For those keeping score, The Eisenhower Bridge was dedicated in 1960 and is 1,631 feet long (1/3 mile). It is 35 feet wide (two lanes) and is 65 feet over the river.
The shot I wanted didn't happen today because of low clouds on the horizon. The early barge traffic was already on the move when the sun started to peek out, so things did not coordinate this time.
The shot below is the only shot of merit that I took. Pretty, but not what I needed or wanted.
I go home and then get to work this same morning when my friend Tim e-mails me the following photos and asks me if I knew who was on the bridge (look close). The first photo was taken within a minute after mine, judging by how his sun seems ever so slightly higher (factoring in the difference in height) and the wake from the fishing boat.

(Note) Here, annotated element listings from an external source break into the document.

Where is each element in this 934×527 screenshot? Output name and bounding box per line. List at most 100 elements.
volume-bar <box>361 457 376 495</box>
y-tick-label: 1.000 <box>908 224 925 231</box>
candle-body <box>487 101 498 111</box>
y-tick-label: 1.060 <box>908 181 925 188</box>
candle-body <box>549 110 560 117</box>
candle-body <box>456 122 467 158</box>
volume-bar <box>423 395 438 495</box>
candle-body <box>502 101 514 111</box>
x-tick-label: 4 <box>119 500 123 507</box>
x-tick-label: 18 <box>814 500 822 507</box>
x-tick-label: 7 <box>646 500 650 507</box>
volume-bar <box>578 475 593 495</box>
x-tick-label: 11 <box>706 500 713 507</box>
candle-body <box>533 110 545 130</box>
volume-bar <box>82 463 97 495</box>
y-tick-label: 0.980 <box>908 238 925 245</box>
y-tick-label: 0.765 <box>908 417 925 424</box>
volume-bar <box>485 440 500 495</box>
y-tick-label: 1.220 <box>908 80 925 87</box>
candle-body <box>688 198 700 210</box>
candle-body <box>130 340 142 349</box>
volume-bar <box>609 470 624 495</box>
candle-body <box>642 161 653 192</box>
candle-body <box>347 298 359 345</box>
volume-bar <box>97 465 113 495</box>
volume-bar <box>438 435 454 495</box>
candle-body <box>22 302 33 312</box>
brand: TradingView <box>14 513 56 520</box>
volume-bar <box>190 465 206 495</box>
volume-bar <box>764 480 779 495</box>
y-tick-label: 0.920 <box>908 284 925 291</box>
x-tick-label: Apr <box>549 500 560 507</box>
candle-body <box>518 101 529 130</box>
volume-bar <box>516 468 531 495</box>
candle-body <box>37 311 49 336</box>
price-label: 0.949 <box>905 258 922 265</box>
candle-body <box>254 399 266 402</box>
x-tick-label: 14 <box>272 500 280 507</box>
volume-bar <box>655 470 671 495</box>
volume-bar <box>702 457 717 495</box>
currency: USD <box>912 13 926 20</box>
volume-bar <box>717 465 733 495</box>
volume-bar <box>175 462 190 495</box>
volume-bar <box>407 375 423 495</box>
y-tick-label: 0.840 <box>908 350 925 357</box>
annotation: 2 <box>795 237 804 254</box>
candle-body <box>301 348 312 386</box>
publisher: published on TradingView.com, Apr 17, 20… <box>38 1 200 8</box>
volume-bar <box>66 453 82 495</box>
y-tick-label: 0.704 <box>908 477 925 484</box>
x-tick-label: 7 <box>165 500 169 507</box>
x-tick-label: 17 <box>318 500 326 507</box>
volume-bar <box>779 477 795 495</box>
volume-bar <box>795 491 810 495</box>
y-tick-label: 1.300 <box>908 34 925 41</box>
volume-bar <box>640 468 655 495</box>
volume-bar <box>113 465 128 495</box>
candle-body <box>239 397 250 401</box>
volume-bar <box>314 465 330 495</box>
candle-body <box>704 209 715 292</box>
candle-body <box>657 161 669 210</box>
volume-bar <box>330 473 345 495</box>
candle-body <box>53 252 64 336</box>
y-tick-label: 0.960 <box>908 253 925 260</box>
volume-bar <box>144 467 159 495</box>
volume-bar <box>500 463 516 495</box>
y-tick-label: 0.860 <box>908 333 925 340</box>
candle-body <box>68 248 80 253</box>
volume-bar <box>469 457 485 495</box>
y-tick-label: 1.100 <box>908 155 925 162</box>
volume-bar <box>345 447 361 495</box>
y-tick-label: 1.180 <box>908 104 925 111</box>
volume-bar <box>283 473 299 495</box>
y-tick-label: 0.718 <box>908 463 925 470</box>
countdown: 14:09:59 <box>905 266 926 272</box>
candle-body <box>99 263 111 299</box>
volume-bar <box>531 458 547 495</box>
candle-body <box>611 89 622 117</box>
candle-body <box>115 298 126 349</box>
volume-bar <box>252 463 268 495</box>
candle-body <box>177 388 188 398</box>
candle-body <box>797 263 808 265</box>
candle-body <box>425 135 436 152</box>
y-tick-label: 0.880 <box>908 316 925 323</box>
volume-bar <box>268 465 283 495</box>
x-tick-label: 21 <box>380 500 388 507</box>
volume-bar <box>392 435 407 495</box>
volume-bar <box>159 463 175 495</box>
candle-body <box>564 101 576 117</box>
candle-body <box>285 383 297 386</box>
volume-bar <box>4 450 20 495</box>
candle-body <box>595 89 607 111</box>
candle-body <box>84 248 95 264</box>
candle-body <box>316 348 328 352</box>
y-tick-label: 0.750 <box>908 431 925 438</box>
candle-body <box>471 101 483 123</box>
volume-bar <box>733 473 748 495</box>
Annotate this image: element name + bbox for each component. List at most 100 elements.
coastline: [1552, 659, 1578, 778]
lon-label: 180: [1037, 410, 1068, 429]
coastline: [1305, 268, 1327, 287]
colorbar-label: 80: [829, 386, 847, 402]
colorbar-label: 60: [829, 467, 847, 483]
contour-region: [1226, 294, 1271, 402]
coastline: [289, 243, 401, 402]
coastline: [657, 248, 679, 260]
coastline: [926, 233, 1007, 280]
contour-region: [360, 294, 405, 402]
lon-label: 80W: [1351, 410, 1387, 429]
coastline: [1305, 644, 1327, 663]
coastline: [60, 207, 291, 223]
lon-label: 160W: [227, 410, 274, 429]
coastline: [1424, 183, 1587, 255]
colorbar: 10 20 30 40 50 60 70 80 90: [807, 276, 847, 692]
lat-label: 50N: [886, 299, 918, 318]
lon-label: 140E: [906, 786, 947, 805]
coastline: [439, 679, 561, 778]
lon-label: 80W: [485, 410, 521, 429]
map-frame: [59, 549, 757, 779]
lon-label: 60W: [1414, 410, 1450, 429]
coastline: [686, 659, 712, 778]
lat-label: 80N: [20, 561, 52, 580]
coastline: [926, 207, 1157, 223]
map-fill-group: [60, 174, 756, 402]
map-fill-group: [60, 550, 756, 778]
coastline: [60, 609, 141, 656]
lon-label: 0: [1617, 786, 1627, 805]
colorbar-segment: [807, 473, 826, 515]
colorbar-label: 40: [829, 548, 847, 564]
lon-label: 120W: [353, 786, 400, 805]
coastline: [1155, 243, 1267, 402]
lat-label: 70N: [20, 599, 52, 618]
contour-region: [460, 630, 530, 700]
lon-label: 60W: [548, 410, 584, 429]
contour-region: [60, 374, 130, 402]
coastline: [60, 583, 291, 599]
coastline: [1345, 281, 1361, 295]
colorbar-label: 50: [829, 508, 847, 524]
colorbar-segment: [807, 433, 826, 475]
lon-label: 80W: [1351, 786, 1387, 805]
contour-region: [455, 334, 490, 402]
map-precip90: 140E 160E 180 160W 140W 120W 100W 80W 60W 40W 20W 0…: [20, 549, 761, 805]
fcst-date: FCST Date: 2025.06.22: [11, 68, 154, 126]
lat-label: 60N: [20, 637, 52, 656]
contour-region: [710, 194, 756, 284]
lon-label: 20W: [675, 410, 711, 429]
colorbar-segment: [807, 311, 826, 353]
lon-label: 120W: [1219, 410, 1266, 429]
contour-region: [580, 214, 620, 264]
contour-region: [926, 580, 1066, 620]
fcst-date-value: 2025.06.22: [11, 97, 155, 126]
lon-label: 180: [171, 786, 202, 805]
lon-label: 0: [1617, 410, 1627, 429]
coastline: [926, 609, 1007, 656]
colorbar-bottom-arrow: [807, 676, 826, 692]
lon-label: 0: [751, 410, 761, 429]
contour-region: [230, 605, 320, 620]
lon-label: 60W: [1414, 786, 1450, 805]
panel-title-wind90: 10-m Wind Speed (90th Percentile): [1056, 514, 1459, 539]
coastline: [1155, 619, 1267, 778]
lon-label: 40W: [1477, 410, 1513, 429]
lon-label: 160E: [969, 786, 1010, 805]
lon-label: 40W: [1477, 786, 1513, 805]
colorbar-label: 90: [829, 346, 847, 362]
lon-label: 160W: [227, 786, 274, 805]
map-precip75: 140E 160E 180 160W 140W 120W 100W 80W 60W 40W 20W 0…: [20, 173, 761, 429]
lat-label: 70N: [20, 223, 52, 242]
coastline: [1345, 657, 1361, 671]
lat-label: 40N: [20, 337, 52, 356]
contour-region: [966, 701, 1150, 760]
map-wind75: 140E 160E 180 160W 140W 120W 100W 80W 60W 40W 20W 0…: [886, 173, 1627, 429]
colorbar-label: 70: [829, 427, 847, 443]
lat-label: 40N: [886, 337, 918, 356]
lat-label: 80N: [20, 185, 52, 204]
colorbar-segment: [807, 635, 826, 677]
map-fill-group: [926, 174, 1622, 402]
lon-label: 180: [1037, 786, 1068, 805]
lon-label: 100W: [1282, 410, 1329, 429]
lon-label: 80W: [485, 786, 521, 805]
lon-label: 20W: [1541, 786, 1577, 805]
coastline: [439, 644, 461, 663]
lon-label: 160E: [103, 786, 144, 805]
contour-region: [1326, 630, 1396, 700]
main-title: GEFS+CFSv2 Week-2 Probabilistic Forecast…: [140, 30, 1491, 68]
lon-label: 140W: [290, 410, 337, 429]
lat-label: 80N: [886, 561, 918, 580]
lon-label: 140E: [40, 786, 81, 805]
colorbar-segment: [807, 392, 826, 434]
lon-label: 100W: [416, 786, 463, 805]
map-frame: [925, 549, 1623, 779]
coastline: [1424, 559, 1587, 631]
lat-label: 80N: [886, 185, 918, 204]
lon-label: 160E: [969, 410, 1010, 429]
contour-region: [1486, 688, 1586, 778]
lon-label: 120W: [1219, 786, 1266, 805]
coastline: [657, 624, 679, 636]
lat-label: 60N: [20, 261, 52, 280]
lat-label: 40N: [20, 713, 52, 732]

The second photo was a minute later (I keep a corner of my eye on those oncoming tractor-trailer mirrors).
Photos courtesy of Tim Alms.
Back to the barber; we don't know who cuts his hair. It is a self-contradiction.
Does the barber cut his own hair? No, because the barber cuts only the hair of those that don't cut their own hair.
Does the barber not cut his own hair? No, because then the barber would then cut his own hair, because he cuts the hair of those that don't cut their own hair.
Using an even more difficult explanation, the barber is trying to be a part of his own set, those that do not cut their own hair. But the set cannot include the barber because he is the set. This is the contradiction.